Часть вазочек с орехами я отношу в г-образную гостиную, стеклянными дверями глядящую на сад. Сияющий Доналд берет меня за руку и ведет знакомить с одним из своих приятелей по гольф-клубу. Лет шестидесяти с гаком, джентльмен одет в спортивный пиджак и кумачовую рубашку. Галстук в допотопности может соперничать разве что с перфокартой.
— Джерри! Позволь представить тебе мою невестку Катарину. Катарина у нас, знаешь ли, деловая женщина. Оставила себе девичью фамилию. Современная дама.
Джерри оживляется:
— По свету разъезжаете, Катарина?
— Да, в Штатах часто бываю и…
— А кто же присматривает за Ричардом, когда вы в командировке?
— Ричард. В смысле — Ричард присматривает за Ричардом. И еще за детьми. И еще у нас есть приходящая няня… Справляемся как-то.
Джерри рассеянно кивает, будто я делюсь с ним последними археологическими новостями о египетском водопроводе.
— Замечательно. С Анитой Роддик знакомы, дорогая?
— Нет, я…
— Надо отдать ей должное, верно? Волосы и все такое. Для ее возраста очень неплоха. Они обычно на этом жизненном этапе опускаются, согласны?
— Кто?
— Итальянцы.
— Разве Анита Роддик — итальянка? Мне казалось…
— Да-да. У нас одна соседка — итальянка, ну просто копия Клаудии Кардинале — до того, как та расползлась от макарон с сыром. Доналд сказал, вы… кем работаете?
— Я менеджер по фондам. Инвестирую средства пенсионных фондов, компаний в…
— Лично я всегда говорю: «Брэдфорд и Бригли» свое дело знают. Сберегательный вклад от тридцати дней, проценты в любую минуту.
— Звучит неплохо.
— Вы, значит, и толкаете нас в это паскудное евро?
— Нет, я тут…
— Глазом моргнуть не успеете, Катарина, как нас обдерут как липку, я вам обещаю. За что мы победу в войне одержали? Ну-ка, ответьте!
Во время подобных бесед наступает момент, когда твоя истинная сущность продирается сквозь завалы оберточной бумаги и вырывается наружу, как инопланетная тварь из груди Джона Херта[12].
— Строго говоря, Джерри, — произношу я громче, чем следовало бы, — вхождение в евро будет зависеть от уровня фискальной неустойчивости, развития реформы приоритета предложений и суммы чистых активов.
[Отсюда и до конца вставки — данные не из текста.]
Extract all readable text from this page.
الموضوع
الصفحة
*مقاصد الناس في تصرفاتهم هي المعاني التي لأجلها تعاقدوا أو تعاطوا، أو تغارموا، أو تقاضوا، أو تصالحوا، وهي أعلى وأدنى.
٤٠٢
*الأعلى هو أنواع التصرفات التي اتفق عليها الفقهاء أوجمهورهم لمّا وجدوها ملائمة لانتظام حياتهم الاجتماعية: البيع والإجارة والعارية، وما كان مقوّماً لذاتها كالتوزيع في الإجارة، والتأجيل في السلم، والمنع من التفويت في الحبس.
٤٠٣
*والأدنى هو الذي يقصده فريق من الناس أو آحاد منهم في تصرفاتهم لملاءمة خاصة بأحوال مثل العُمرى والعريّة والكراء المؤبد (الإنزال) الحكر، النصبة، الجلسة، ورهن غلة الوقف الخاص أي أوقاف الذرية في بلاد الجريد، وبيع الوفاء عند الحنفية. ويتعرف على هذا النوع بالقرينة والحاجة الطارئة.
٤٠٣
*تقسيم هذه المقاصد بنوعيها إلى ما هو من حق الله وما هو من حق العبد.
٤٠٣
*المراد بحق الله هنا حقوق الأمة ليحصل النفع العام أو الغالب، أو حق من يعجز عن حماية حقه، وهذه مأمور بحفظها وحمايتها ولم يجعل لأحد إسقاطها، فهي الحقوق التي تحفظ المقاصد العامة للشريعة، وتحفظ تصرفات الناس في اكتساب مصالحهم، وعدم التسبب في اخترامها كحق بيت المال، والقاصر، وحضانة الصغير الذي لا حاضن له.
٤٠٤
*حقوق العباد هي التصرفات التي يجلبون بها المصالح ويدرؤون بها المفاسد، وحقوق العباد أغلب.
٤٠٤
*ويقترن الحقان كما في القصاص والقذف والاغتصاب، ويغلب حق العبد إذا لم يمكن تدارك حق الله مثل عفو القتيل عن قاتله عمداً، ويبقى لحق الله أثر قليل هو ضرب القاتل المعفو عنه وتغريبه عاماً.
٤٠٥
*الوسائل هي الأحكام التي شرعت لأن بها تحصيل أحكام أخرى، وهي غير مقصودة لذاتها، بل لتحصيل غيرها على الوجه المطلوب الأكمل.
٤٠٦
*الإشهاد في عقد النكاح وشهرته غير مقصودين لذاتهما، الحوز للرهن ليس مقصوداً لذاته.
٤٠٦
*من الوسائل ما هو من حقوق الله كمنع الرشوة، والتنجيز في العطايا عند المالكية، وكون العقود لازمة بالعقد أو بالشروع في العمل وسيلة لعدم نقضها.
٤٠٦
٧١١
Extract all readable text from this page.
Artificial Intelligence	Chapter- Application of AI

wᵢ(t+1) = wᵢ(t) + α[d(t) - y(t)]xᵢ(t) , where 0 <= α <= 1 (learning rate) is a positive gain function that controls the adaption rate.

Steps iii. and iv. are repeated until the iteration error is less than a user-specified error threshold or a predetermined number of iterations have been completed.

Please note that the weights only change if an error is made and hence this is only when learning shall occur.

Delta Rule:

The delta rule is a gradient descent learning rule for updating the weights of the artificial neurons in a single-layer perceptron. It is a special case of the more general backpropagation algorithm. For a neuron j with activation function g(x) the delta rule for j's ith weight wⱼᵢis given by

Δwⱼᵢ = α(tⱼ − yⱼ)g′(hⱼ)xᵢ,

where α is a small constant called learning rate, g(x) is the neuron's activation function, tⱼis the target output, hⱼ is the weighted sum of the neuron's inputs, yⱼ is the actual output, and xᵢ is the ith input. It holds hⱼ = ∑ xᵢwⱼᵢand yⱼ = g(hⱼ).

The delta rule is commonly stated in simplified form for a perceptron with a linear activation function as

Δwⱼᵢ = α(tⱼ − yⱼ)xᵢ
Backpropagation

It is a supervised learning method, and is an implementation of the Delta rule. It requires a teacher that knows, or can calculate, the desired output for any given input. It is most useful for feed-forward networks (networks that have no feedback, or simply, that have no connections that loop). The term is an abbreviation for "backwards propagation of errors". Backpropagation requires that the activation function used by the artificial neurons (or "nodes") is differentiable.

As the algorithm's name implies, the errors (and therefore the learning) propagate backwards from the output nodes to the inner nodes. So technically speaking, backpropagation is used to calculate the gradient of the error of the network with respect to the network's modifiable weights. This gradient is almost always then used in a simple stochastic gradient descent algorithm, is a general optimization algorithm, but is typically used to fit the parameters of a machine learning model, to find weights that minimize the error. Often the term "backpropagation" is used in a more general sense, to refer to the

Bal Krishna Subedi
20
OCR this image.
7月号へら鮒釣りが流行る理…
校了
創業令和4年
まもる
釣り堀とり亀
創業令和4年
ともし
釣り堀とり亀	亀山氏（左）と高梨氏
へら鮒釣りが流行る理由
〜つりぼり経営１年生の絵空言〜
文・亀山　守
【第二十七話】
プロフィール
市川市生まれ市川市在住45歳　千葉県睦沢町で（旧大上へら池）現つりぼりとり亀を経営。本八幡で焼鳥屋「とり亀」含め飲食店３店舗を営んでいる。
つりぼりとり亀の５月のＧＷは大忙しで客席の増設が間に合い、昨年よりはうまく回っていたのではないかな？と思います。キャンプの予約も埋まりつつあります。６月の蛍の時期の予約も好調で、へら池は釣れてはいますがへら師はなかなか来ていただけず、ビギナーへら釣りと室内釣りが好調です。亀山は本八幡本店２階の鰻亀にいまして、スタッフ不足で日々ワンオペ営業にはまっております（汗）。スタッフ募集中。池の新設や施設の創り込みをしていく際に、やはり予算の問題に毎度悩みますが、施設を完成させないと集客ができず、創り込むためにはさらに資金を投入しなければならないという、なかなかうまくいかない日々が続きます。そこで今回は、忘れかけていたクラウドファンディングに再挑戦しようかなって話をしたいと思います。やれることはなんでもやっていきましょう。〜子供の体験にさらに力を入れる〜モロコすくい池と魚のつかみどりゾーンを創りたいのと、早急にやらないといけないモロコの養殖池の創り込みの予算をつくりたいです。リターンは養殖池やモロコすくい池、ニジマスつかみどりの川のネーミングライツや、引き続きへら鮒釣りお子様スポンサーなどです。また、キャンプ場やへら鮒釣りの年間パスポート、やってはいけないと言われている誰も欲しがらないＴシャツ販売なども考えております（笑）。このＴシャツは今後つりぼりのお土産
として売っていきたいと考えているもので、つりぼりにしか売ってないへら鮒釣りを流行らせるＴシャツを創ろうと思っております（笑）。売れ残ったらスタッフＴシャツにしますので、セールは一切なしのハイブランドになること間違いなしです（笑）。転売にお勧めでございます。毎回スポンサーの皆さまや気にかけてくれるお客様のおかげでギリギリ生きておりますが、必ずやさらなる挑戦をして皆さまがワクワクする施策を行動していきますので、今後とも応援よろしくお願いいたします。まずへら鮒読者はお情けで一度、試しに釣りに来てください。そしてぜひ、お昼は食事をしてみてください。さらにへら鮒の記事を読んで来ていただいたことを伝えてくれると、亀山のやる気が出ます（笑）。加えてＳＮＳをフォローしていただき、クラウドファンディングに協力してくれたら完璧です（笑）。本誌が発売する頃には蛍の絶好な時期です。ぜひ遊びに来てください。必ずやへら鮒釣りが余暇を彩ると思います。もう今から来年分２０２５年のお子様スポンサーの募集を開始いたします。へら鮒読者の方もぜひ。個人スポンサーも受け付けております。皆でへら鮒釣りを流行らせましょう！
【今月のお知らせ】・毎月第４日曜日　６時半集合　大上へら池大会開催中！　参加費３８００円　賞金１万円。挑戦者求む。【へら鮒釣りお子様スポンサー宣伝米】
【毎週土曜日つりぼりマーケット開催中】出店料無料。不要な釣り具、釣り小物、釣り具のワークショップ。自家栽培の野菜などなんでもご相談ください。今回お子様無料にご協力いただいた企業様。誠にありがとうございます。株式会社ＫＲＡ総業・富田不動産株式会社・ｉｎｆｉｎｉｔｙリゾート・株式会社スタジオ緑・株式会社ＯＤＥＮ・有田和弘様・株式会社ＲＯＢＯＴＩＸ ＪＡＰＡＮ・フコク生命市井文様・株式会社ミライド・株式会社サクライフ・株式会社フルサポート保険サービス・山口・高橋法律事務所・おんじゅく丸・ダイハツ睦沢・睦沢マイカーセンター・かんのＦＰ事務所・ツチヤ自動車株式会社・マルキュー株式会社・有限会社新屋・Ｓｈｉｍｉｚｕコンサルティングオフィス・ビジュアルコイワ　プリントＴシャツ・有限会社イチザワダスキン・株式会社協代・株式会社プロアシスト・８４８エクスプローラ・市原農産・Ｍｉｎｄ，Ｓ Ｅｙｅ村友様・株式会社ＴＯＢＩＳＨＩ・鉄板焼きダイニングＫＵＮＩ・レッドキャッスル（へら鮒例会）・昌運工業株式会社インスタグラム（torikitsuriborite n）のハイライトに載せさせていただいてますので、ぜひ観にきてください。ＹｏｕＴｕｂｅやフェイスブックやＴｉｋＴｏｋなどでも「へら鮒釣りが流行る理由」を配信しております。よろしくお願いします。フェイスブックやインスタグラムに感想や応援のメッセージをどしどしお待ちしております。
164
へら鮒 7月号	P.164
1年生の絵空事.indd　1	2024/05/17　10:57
В любом случае, поскольку мировой экономикой руководит Алан Гринспан и закон о Федеральной резервной системе, мы скорее будем ориентироваться на США, чем на Европу.
Отшатнувшись, Джерри натыкается спиной на сервант с хрусталем; тот тренькает, как бубенчики в упряжи.
— Приятно было с вами поболтать, дорогая. Ричард счастливчик. Барбара, твой Ричард отлично устроился. Катарине вашей впору в «Обратном отсчете» сниматься — голова на плечах есть, и прехорошенькая к тому же.
С пузатым бокалом шерри в руке я толкаю стеклянную дверь и облегченно вдыхаю кусачий морозный воздух. Спускаюсь в декоративный садик. Ну и зачем ты это сделала, Кейт? Зачем четвертовала безобидного старикана? Выпендриться захотелось. Показать ему, что стою побольше многих блондиночек в деловых костюмах-двойках. А он ведь плохого не хотел. Откуда бедняге знать, что я из себя представляю? Коллеги из «Эдвин Морган Форстер» думают, что я со сдвигом, потому что у меня есть жизнь помимо работы. Здесь же считают чокнутой, потому что я выбрала работу вместо жизни.
Вчера я сказала Барбаре, что Эмили обожает брокколи, а сама понятия не имею, так это или нет. В свою очередь, в «ЭМФ» я утверждаю, что начинаю каждое утро с «Файнэншиал тайме», но если бы это было правдой, я лишилась бы тех тринадцати минут в автобусе с Эмили, когда мы повторяем уроки, болтаем, да просто держимся за руки. Ложь для двойного агента — единственная возможность выжить.